Never saw them spin and fall.
He was different when, at last, he finished initial combat training. He knew that he had changed and was not and would never again be what he had been in the town where he set pins and dodged bullies and found a measure of sanity and sanctuary in the library.
But he was not yet what he would become.
SPIN AND FALL
They sent the boy to school after school after school in the army. Nike Ajax antiaircraft missiles guidance and firing systems and Nike Hercules guidance systems and Corporal missiles and Honest John missiles and Q-10 radar and TPS-25 radar and Redstone missiles …
All to make men spin and fall.
And, finally, they sent him to nuclear warhead school, where they were locked in a room with a civilian who chain-smoked so much even his pocket protector was stained as yellow as his teeth, and he showed them the ultimate weapon. The weapon itself was the size of a softball and the civilian told them if it were fired Correctly …
Used that word: “Correctly.” Clipped the word so it was obviously capitalized in his brain.
… if you fired the weapon Correctly it would take out a whole city. Civilian had a little smile. As if he were slightly embarrassed at what he said. About taking out a whole city.
And the boy thought: Jesus.
Almost but not quite a prayer.
Th
ought: Jesus.
Make a whole city spin and fall.
From the schools, he went out into units and fixed computers and fired missile after missile and toward the end of his three-year enlistment they made him, of all things, a sergeant. Not like Sergeant Grim, same rank, but not training combat soldiers. An expert sergeant with technical weapons, fulfilling his destiny as the technical army’s wet dream.

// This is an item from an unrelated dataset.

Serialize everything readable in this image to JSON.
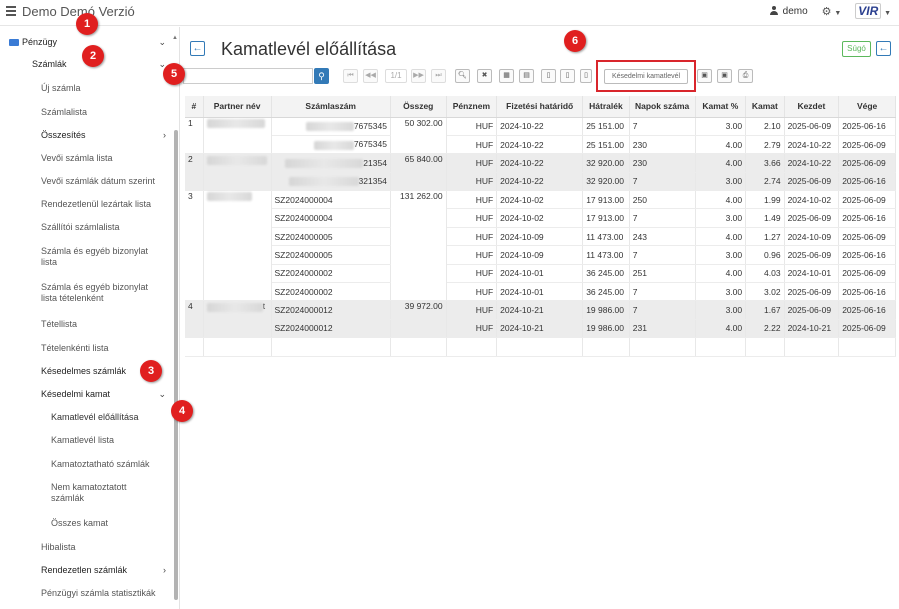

Yet even then, as a sergeant, he had not changed completely. Had not come out of the cocoon of his youth until they assigned him to Fort Bliss, Texas, where he was to help train other men in the use of high technical weapons to make even larger masses of people spin and fall.
Here the change finally came.
There were old men, in their late thirties and early forties, men who had fought in the Second World War and Korea and stayed in the army as a career. Men who were close to retiring, and while Vietnam was beginning to boil over and some of them would be killed there, that had not happened yet and they wanted to increase their technical knowledge, make their rank higher so they would get more money in retirement. Twenty more dollars a month. Maybe fifty dollars more a month.
But many of them, most of them, were poorly educated, had been drafted from rough places where they had to work as children and couldn’t be in a school or a library, and had trouble with the classes.
They were assigned to old, enormous cavalry barracks, and the boy was there and they asked him to help them pass their tests and he said he would, tried to help them. When the boy was not working with them, many of them stayed in the barracks at night and played nickel-and-dime poker on blankets on top of footlockers and drank clear alcohol out of jars.
And the boy, who was a sergeant but not of them, not like them, sat and watched them sitting in their underwear playing cards and drinking slowly, very professionally, out of quart jars, and the boy saw their scars.